The ever-changing landscape of Qi charging and its widespread applications leads us to believe that the future belongs not only to those who put the hours in better understanding the technology but also to those who possess the good sense to make capital investments in its inevitable progress.
Whenever a new milestone is reached in the development of new technologies, chances are that it will be included in some of the newly released devices. Judging by how often people change their phones nowadays, they are almost guaranteed to make use of said technology soon after its initial release.
When talking about wireless charging as a whole, we have to understand thatwireless charging infrastructure is constantly evolving at a macro level just as fast as it does on an applicational basis. To be more precise, we see wireless charging components become part of the furniture, outdoor installations, automotive dashboards, and even as part of larger appliances.
Now, it’s quite obvious that outfitting a piece of furniture with a Qi charger is less demanding than having it built into the dashboard of a vehicle. The bigger picture here is the willingness to do so and the allocation of resources for this particular purpose. We see that it isn’t just tech companies that divert resources toward implementing wireless charging systems but automotive manufacturers and independent investors as well.
The reason why this is important is because having seamless wireless charging systems available in public places is much more useful than having access to the technology at home. If anything, the implementation of such systems in public places is sure to vastly improve the availability of similar technologies and to make wireless charging more accessible on the go.
In a world that’s constantly changing and evolving, having groundbreaking technologies available to us at all times is a sign that things are getting better overall, and not just in regard to mobile devices. That said, we can see why restaurant tables with inbuilt wireless chargers may never equal stand-alone charging stations.
A matter of accessibility
Looking at how the wireless charging ecosystem has changed over these past few years, it’s fair to say that most progress is made when user expectations align with realistic technological milestones. In other words, it’s much safer to expect that your phone charges at a steady (yet reduced) speed via wireless induction rather than constantly complain that wired chargers are faster.
Like everything else in life, realistic expectations will save you an awful lot of trouble in the long run, especially when it comes to wireless technologies which don’t always improve the way users expect them to.
Seeing howmost wireless charging infrastructure improves according to the devices that make use of it, we should probably wait and see what phone manufacturers have in store before we get any expectations regarding wireless chargers.

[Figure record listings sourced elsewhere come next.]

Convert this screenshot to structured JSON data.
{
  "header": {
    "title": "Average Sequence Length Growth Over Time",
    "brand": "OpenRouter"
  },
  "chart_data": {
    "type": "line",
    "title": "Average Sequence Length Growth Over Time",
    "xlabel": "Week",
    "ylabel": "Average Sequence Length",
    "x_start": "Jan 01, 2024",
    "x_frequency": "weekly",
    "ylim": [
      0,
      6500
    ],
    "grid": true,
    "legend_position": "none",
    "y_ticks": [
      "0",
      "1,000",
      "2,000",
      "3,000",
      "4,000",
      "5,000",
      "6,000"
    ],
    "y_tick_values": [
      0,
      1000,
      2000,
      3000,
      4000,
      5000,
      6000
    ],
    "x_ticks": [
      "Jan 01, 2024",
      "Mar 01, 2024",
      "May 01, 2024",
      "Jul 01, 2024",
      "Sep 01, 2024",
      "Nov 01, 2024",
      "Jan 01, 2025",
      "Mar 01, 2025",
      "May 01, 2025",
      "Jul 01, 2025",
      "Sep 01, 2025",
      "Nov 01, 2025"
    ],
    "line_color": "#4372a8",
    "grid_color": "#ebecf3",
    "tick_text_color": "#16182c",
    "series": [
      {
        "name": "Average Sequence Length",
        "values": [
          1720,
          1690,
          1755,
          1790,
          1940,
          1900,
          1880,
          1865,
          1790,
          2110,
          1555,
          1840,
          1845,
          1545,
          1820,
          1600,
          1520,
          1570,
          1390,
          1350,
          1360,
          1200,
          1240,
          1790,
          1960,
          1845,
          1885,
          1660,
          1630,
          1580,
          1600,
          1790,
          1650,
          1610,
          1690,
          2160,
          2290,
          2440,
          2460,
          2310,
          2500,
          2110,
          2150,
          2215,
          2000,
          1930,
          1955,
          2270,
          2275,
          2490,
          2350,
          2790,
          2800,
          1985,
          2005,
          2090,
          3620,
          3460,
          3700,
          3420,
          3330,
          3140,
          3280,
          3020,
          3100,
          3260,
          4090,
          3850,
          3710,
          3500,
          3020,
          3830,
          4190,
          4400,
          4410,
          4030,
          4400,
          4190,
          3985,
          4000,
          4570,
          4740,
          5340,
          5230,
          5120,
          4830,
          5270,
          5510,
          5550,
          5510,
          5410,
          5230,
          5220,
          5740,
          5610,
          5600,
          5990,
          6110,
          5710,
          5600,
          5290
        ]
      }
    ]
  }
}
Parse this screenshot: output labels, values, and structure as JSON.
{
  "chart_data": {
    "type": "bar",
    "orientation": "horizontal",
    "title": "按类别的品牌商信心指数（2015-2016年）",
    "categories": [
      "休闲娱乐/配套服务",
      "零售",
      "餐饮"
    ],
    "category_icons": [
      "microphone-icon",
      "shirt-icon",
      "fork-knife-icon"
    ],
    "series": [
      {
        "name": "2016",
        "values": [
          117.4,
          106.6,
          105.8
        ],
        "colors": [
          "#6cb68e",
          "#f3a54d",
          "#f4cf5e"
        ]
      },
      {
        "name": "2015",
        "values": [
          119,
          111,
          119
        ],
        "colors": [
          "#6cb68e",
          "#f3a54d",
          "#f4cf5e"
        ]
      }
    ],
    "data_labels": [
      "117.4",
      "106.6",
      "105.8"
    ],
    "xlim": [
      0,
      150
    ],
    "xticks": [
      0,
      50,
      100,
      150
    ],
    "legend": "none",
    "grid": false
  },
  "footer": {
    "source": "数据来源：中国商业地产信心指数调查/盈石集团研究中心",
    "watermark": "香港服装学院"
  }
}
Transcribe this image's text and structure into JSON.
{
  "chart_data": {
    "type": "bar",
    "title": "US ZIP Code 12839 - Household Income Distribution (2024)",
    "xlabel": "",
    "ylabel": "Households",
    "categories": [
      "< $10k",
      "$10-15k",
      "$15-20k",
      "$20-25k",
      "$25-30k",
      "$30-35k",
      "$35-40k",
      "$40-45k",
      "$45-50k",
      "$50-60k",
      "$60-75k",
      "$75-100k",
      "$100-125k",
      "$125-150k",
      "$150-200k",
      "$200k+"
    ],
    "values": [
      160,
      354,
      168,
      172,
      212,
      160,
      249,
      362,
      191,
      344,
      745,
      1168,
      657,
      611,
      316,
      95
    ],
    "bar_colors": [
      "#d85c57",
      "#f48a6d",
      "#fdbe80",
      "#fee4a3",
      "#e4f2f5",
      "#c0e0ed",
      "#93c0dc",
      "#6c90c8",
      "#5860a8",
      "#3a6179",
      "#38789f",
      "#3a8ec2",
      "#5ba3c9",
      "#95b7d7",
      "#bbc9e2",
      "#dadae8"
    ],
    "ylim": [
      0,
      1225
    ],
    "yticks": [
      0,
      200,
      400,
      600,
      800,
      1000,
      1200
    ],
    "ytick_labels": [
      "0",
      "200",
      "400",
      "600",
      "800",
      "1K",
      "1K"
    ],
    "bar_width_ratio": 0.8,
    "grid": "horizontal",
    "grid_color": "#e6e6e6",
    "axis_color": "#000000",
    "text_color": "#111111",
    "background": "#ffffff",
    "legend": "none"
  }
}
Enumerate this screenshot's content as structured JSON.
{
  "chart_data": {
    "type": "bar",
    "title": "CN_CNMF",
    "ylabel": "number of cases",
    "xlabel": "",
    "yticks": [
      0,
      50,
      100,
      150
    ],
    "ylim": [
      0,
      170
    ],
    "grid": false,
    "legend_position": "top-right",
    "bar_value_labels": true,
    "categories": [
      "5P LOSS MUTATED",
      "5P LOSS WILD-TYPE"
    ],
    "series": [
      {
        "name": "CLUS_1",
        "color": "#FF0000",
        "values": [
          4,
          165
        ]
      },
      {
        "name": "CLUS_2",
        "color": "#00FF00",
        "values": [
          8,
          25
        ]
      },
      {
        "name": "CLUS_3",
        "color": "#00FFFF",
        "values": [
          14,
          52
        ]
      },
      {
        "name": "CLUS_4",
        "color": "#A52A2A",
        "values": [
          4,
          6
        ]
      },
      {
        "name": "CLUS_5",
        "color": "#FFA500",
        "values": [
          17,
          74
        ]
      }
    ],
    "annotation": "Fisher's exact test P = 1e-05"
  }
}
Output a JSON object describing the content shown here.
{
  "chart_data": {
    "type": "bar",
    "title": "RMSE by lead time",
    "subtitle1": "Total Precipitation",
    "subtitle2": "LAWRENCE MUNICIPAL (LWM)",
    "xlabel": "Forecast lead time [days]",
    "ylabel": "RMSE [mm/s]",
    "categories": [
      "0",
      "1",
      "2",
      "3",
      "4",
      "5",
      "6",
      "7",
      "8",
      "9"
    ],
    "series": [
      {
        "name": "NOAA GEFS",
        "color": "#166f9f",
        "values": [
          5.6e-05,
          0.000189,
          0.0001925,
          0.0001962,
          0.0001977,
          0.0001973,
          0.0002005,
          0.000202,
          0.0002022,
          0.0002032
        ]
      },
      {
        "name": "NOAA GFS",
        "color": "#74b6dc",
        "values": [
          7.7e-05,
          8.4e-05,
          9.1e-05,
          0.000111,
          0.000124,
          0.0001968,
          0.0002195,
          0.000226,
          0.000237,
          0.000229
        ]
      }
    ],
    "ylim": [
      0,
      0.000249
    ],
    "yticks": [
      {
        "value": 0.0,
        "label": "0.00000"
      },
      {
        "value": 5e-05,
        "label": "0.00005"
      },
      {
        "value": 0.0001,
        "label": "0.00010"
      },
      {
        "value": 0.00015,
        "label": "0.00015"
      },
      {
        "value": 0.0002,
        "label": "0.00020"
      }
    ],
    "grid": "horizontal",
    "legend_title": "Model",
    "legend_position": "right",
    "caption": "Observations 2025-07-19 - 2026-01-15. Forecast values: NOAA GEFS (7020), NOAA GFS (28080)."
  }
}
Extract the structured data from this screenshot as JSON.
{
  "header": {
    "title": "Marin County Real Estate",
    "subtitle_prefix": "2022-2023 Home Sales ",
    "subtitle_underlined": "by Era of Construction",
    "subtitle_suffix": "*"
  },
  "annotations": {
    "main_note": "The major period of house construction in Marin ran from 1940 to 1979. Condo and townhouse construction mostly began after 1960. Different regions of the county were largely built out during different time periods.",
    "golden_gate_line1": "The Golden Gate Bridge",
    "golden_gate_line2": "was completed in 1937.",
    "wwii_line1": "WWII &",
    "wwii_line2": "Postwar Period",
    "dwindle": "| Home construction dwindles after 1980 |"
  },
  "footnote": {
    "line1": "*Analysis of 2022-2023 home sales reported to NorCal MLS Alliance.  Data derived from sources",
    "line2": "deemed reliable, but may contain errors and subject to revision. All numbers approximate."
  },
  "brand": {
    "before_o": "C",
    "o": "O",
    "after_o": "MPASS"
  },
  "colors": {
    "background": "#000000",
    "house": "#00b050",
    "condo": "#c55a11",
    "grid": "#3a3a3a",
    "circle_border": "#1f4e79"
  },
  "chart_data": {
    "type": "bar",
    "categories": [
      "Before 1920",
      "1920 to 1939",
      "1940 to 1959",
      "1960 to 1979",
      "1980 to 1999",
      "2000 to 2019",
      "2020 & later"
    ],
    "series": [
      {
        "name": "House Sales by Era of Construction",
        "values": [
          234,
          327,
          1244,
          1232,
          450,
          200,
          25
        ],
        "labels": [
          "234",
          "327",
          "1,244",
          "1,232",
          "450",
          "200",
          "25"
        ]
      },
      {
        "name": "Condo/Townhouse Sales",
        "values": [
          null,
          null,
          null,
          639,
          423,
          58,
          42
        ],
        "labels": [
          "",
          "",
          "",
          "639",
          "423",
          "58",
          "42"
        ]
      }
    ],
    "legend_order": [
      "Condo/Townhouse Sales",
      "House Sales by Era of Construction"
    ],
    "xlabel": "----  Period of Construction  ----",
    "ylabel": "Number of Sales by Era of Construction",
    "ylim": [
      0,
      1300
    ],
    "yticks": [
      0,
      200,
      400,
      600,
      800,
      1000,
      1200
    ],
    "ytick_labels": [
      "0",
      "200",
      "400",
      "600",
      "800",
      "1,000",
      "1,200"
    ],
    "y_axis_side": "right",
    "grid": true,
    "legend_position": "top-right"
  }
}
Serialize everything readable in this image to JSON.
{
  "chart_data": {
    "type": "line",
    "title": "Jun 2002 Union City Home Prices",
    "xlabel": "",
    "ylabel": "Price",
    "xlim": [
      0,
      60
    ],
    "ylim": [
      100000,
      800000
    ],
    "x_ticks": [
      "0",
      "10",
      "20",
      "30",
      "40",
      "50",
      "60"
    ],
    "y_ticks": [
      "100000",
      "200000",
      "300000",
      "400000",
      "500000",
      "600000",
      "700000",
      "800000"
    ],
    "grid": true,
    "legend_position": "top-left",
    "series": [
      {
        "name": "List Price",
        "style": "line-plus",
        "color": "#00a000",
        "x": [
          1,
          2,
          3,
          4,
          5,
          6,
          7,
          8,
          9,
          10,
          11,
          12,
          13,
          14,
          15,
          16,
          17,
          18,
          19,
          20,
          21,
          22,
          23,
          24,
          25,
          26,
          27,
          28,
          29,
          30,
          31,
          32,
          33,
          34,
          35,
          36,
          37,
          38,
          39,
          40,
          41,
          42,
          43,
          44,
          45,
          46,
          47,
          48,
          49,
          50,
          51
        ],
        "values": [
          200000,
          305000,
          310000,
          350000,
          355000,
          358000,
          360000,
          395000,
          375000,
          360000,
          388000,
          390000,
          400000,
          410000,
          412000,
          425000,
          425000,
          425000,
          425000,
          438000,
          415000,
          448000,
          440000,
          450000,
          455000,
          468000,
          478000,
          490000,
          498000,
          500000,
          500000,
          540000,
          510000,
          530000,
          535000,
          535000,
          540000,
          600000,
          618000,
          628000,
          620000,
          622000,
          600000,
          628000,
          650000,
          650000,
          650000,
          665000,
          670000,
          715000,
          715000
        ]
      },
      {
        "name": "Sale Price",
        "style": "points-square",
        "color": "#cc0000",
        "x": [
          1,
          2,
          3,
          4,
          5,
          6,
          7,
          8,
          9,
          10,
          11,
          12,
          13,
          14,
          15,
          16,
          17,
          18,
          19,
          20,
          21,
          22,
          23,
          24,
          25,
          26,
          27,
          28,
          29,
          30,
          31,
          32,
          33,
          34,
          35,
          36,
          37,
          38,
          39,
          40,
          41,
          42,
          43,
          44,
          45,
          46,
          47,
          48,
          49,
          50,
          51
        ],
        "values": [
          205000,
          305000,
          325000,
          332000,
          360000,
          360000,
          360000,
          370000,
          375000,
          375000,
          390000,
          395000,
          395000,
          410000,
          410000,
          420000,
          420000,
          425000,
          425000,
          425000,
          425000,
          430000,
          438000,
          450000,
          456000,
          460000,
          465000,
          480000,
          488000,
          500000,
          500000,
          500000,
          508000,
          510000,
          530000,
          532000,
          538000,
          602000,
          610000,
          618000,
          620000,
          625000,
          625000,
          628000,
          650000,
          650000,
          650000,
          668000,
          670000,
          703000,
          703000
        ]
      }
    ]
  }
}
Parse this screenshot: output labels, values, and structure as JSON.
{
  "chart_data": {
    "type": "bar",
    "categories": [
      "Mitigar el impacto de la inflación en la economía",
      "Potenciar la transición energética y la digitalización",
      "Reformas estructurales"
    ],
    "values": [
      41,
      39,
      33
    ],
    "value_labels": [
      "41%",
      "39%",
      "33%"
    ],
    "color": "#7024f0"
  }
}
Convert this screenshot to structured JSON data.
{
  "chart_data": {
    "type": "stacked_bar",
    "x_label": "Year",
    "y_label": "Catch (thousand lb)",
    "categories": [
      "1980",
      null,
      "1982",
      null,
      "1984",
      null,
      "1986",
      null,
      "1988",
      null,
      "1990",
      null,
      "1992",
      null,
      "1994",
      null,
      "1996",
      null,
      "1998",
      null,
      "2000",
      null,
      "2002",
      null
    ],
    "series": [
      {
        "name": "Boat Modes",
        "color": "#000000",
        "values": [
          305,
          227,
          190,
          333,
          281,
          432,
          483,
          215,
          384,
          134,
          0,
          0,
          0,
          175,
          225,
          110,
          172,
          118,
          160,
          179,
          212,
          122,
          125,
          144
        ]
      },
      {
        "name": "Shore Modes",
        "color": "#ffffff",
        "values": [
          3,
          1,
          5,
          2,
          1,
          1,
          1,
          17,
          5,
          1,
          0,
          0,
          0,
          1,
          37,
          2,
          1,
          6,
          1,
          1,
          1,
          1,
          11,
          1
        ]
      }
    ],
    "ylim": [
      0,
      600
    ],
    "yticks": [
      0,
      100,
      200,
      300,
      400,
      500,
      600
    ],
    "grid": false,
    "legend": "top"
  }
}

Although users can easily charge their devices at home with any of the many Qi chargers available on the market, it becomes a matter of accessibility for them to be able to do so on the go. If anything, an accommodating public wireless charging system has a much higher impact on consumer awareness and satisfaction.
Furthermore, it is plainly obvious that users rarely concern themselves with the different wireless charging standards and their requirements. As far as many people are concerned, wireless charging is a one-size-fits-all type of technology and no one can tell them otherwise. It is perhaps for this reason that when advancing wireless charging infrastructure, business owners would do well to have multiple charging standards on hand for easy deployment.
Progress is slow but certain
Bear in mind that manufacturers have no desire to produce the devices until users start actively demanding them. So as far as multi-standard wireless chargeable devices go, a more realistic expectation would be to focus on whichever charging standard is more popular at the time. As things stand, the Qi standard dominates by virtue of its accessibility and versatility, but this may someday change.
The argument against an eventual switch from Qi to a whole new standard is the fact that there hasn’t been a major infrastructural investment in wireless charging so far. Up until quite recently, most of the development work has been done by manufacturers and sometimes third parties with a vested interest in seeing the technology thrive.
It needs to be said that the current inductive standards are more than convenient albeit slow and somewhat fickle. At the same time, they appear to be limited to small devices and show few signs that they’ll ever reach the same charging speeds that traditional chargers would deliver.
In a way, this both restricts the further development of Qi charging as a standard while also ensuring that it stays the de-facto international standard for years to come.
You need to understand that forwireless charging infrastructure to change dramatically in the coming years, a shift would have to occur with regard to manufacturer preference and user requirements. Seeing how far-fetched such a possibility is at the moment, you can probably rest assured that the Qi standard is here to stay.
Having said that, know that the newly formed AirFuel does pose a bit of a threat to Qi, but then again this isn’t the first time an attempt was made to come up with a faster, more reliable way to handle inductive charging. Furthermore, smaller devices like smartwatches and wearables may very well use NFC for their wireless charging needs, but this is neither here nor there.
All things considered, big players in the industry are already developing proprietary high-power wireless chargers of their own. If not to subvert the current standards then to at least stimulate their further development.
These chargers are likely to become more compact and portable while increasing output to a degree where they might very well be used to charge laptops or power-hungry household appliances.